DHSC gears up to spend £95m on shipping in PPE and medical supplies next year

Freight and logistics deals will be used to import diagnostic kits and equipment used to fight Covid-19
Photo: David Jensen/EMPICS Entertainment

The Department for Health and Social Care is preparing to spend up to £95m to import personal protective equipment and other medical supplies needed to tackle the coronavirus pandemic next year.

The department will begin procurement next month for up to £95m worth of freight and logistics contracts to import PPE, diagnostic kits and other medical products from international sources.

Transport companies will be invited to bid to move supplies via air, sea, road and rail. They will also be expected to provide ground transport and to deal with customs requirements and handling at transport terminals.

The contracts will run for a year, from February 2021 to the following March, and give DHSC the option of adding a year’s extension.

“Note that this value is an estimate and is based on current understanding of requirements and market conditions. This value is subject to change,” a pre-tender announcement said.

The department said it expects to publish a formal invitation to tender next month. It will also be running “market engagement events” for potential suppliers, it said.

CSW has contacted DHSC for a comment.

Watchdog criticises ‘enormous’ spend on PPE

The freight and logistics deals are separate to contracts to buy the medical supplies themselves.

PPE procurement in particular has generated significant controversy over the course of the pandemic, with massive shortages reported in the first wave of the coronavirus. A National Audit Office report published last week found the UK’s pre-coronavirus stockpile was “inadequate”, amounting to only two weeks’ worth of PPE .

DHSC then had to pay vastly over-inflated prices to procure equipment needed during the pandemic, the NAO found.

Buying supplies in a “chaotic” sellers’ market led to the department “wasting hundreds of millions of pounds”, the report said.

“The department had to pay such high prices because it was in the position of needing to buy huge volumes of PPE very quickly,” the report said. The department spent an “enormous” £12.5bn on 32 billion items between February and July – £10bn more than they would have at 2019 prices, the watchdog found.

The report came after concerns about the way suppliers were prioritised and chosen to supply medical equipment needed to tackle Covid-19. In a separate recent report, the NAO found businesses that were referred by ministers and civil servants were referred to a priority queue where their bids were processed more quickly, and warned of a “lack of transparency and adequate documentation of some key decisions” in the awarding of contracts.

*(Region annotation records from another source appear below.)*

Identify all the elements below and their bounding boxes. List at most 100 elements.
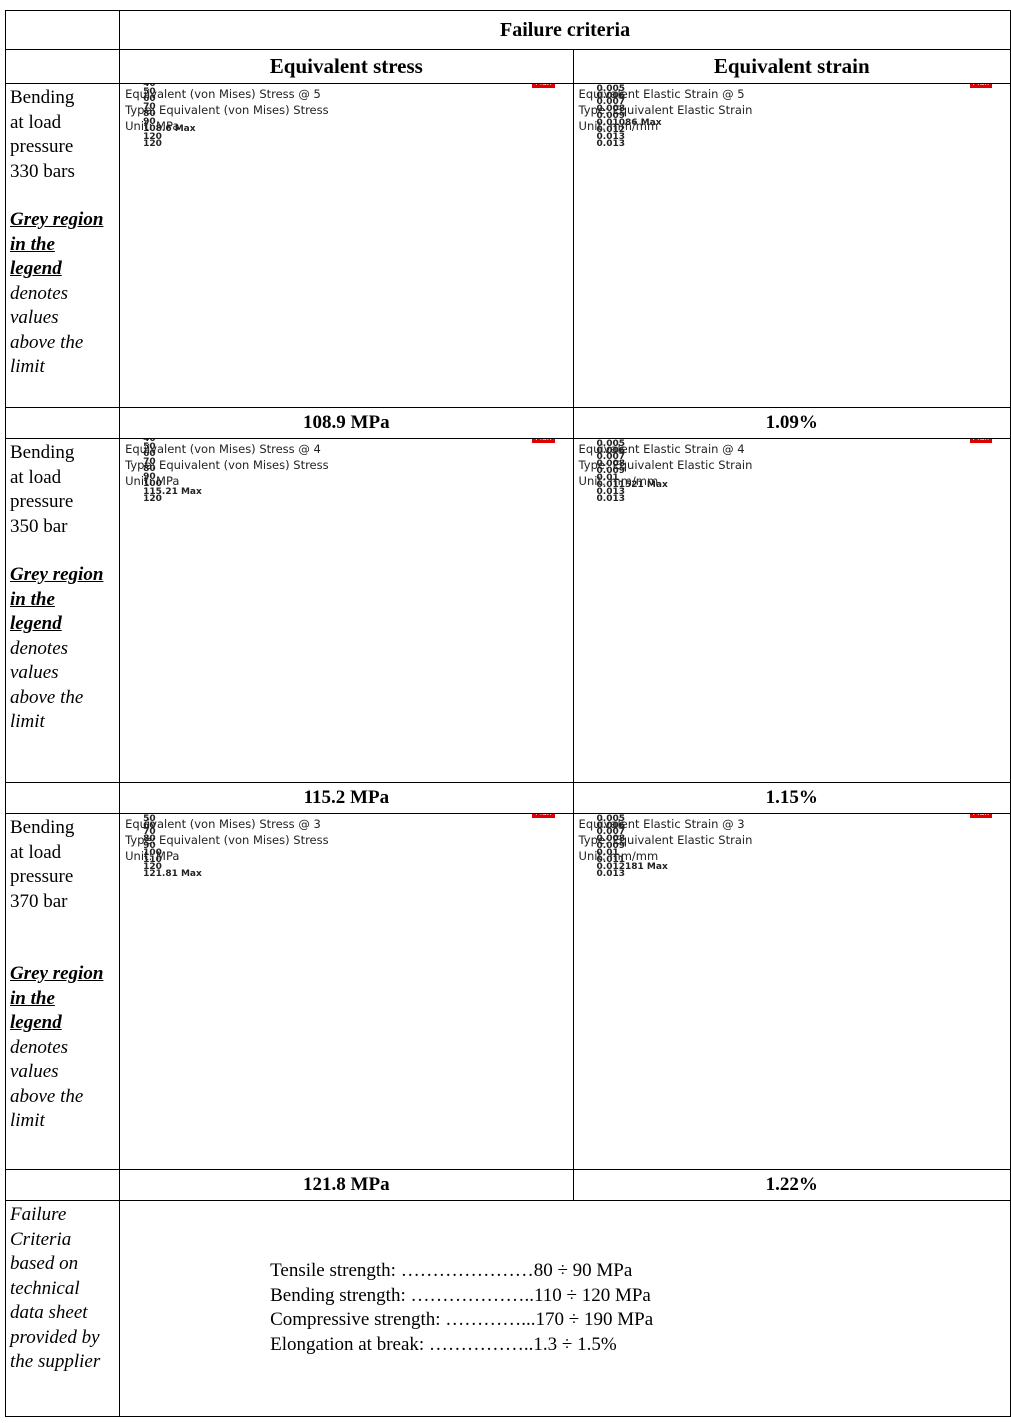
row-label: Bending at load pressure 350 bar Grey re… xyxy=(4,438,121,783)
legend-label: 90 xyxy=(143,116,156,127)
legend-label: 100 xyxy=(143,848,162,859)
legend-label: 80 xyxy=(143,834,156,845)
legend-label: 110 xyxy=(143,855,162,866)
row-label: Bending at load pressure 330 bars Grey r… xyxy=(4,83,121,408)
blank-cell xyxy=(4,407,121,439)
stress-plot-cell: Equivalent (von Mises) Stress @ 5 Type: E… xyxy=(119,83,574,408)
legend-label: 90 xyxy=(143,841,156,852)
blank-cell xyxy=(4,782,121,814)
legend-label: 115.21 Max xyxy=(143,486,202,497)
criteria-label-line: technical xyxy=(10,1277,80,1299)
legend-label: 0.011 xyxy=(596,855,626,866)
col-header-stress: Equivalent stress xyxy=(119,49,574,84)
max-marker-label: Max xyxy=(532,814,555,818)
row-label-line: pressure xyxy=(10,491,74,512)
legend-label: 50 xyxy=(143,441,156,452)
row-label-line: 350 bar xyxy=(10,515,68,537)
legend-label: 0.01 xyxy=(596,473,619,484)
note-grey: Grey region xyxy=(10,209,104,230)
failure-criteria-table: Failure criteria Equivalent stress Equiv… xyxy=(4,10,1011,1417)
legend-label: 0.007 xyxy=(596,452,626,463)
strain-result: 1.09% xyxy=(572,407,1011,439)
note-grey: Grey region xyxy=(10,963,104,984)
note-grey: legend xyxy=(10,613,62,634)
note-text: above the xyxy=(10,1085,84,1107)
max-marker-label: Max xyxy=(969,439,993,443)
legend-label: 120 xyxy=(143,139,162,149)
max-marker-label: Max xyxy=(969,84,993,88)
legend-label: 0.01086 Max xyxy=(596,118,662,129)
row-label-line: at load xyxy=(10,111,62,133)
corner-cell-2 xyxy=(4,49,121,84)
criteria-label-line: the supplier xyxy=(10,1351,101,1372)
criteria-label-line: based on xyxy=(10,1253,79,1274)
legend-label: 0.013 xyxy=(596,487,626,498)
plot-title-line: Unit: MPa xyxy=(125,474,180,488)
legend-label: 0.012181 Max xyxy=(596,862,668,873)
criteria-label-line: provided by xyxy=(10,1326,100,1348)
spec-bending: Bending strength: ………………..110 ÷ 120 MPa xyxy=(270,1284,651,1306)
plot-title-line: Unit: MPa xyxy=(125,849,180,863)
note-text: above the xyxy=(10,331,84,353)
note-grey: Grey region xyxy=(10,564,104,585)
legend-label: 0.008 xyxy=(596,104,626,115)
note-text: denotes xyxy=(10,282,69,304)
legend-label: 0.005 xyxy=(596,438,626,449)
row-label-line: Bending xyxy=(10,87,75,108)
plot-title-line: Unit: MPa xyxy=(125,119,180,133)
legend-label: 0.012 xyxy=(596,125,626,136)
legend-label: 70 xyxy=(143,827,156,838)
row-label-line: at load xyxy=(10,466,62,488)
row-label-line: pressure xyxy=(10,136,74,157)
legend-label: 50 xyxy=(143,813,156,824)
plot-title-line: Equivalent Elastic Strain @ 3 xyxy=(578,817,745,831)
legend-label: 108.6 Max xyxy=(143,124,196,134)
legend-label: 0.013 xyxy=(596,494,626,504)
legend-label: 90 xyxy=(143,471,156,482)
legend-label: 0.011521 Max xyxy=(596,480,668,491)
plot-title-line: Equivalent (von Mises) Stress @ 4 xyxy=(125,442,321,456)
legend-label: 50 xyxy=(143,86,156,97)
note-text: denotes xyxy=(10,1036,69,1058)
legend-label: 0.005 xyxy=(596,83,626,94)
legend-label: 0.005 xyxy=(596,813,626,824)
strain-plot-cell: Equivalent Elastic Strain @ 4 Type: Equiv… xyxy=(572,438,1011,783)
note-text: limit xyxy=(10,356,45,377)
legend-label: 60 xyxy=(143,820,156,831)
criteria-label-line: data sheet xyxy=(10,1302,88,1323)
legend-label: 70 xyxy=(143,101,156,112)
note-grey: in the xyxy=(10,588,55,610)
spec-tensile: Tensile strength: …………………80 ÷ 90 MPa xyxy=(270,1260,633,1281)
note-text: values xyxy=(10,307,59,328)
legend-label: 0.009 xyxy=(596,466,626,477)
criteria-label-line: Criteria xyxy=(10,1228,72,1250)
legend-label: 40 xyxy=(143,83,156,90)
plot-title-line: Unit: mm/mm xyxy=(578,474,659,488)
legend-label: 70 xyxy=(143,456,156,467)
legend-label: 0.009 xyxy=(596,111,626,122)
row-label: Bending at load pressure 370 bar Grey re… xyxy=(4,813,121,1170)
criteria-label: Failure Criteria based on technical data… xyxy=(4,1200,121,1417)
row-label-line: at load xyxy=(10,841,62,863)
legend-label: 0.004 xyxy=(597,440,625,442)
stress-plot-cell: Equivalent (von Mises) Stress @ 4 Type: E… xyxy=(119,438,574,783)
legend-label: 120 xyxy=(143,494,162,504)
plot-title-line: Type: Equivalent Elastic Strain xyxy=(578,458,753,472)
note-text: limit xyxy=(10,711,45,732)
row-label-line: pressure xyxy=(10,866,74,887)
note-grey: in the xyxy=(10,233,55,255)
legend-label: 0.007 xyxy=(596,97,626,108)
legend-label: 121.81 Max xyxy=(143,869,202,879)
table-title: Failure criteria xyxy=(119,10,1011,50)
criteria-specs: Tensile strength: …………………80 ÷ 90 MPa Ben… xyxy=(119,1200,1011,1417)
plot-title-line: Equivalent (von Mises) Stress @ 3 xyxy=(125,817,321,831)
legend-label: 0.013 xyxy=(596,132,626,143)
stress-result: 108.9 MPa xyxy=(119,407,574,439)
stress-result: 121.8 MPa xyxy=(119,1169,574,1201)
note-text: limit xyxy=(10,1110,45,1131)
col-header-strain: Equivalent strain xyxy=(572,49,1011,84)
legend-label: 0.009 xyxy=(596,841,626,852)
row-label-line: 370 bar xyxy=(10,890,68,912)
legend-label: 100 xyxy=(143,479,162,489)
note-grey: in the xyxy=(10,987,55,1009)
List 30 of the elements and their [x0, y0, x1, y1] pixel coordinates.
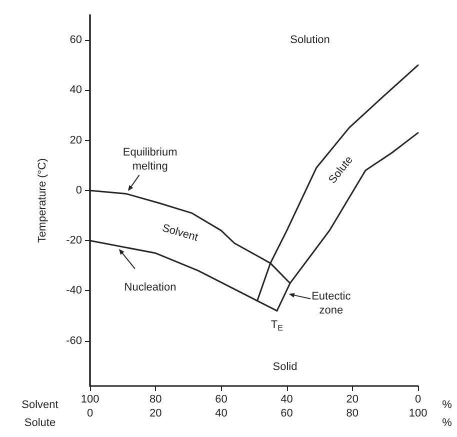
- x-tick-label: 100: [408, 408, 428, 420]
- x-tick-label: 20: [149, 408, 162, 420]
- y-tick-label: 40: [70, 84, 82, 96]
- y-tick-label: 60: [70, 34, 82, 46]
- x2-tick-label: 100: [80, 394, 100, 406]
- x2-tick-label: 0: [414, 394, 422, 406]
- y-tick-label: 0: [76, 184, 82, 196]
- y-tick-label: -20: [66, 234, 82, 247]
- y-tick-label: 20: [70, 134, 82, 146]
- x2-tick-label: 40: [280, 394, 293, 406]
- x2-tick-label: 60: [215, 394, 228, 406]
- annotation: Solvent: [160, 222, 200, 244]
- x-tick-label: 40: [215, 408, 228, 420]
- x2-axis-title: Solvent: [22, 399, 58, 411]
- annotation: Solution: [290, 34, 330, 46]
- x2-tick-label: 80: [149, 394, 162, 406]
- annotation: Nucleation: [124, 282, 176, 294]
- annotation: Solid: [272, 361, 298, 373]
- x-tick-label: 0: [86, 408, 94, 420]
- x-axis-title: Solute: [24, 417, 56, 429]
- x-tick-label: 60: [280, 408, 293, 420]
- x2-tick-label: 20: [346, 394, 359, 406]
- text: %: [442, 417, 452, 429]
- annotation: Equilibrium melting: [122, 146, 178, 173]
- y-tick-label: -60: [66, 334, 82, 347]
- text: %: [442, 399, 452, 411]
- x-tick-label: 80: [346, 408, 359, 420]
- y-tick-label: -40: [66, 284, 82, 297]
- annotation: Eutectic zone: [312, 290, 352, 316]
- y-axis-title: Temperature (°C): [36, 158, 48, 243]
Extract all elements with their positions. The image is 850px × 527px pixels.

Responding to the most recent NAO report, health minister Jo Churchill said: “As the NAO report recognises, during this unprecedented pandemic all the NHS providers audited ‘were always able to get what they needed in time’ thanks to the herculean effort of government, NHS, armed forces, civil servants and industry who delivered around 5 billion items of PPE to the frontline at record speed.

“We set up robust and resilient supply chains from scratch and expanded our distribution network from 226 NHS trusts to over 58,000 health and care settings. With almost 32 billion items of PPE ordered we are confident we can provide a continuous supply to our amazing frontline workers over the coming months and respond to future eventualities.”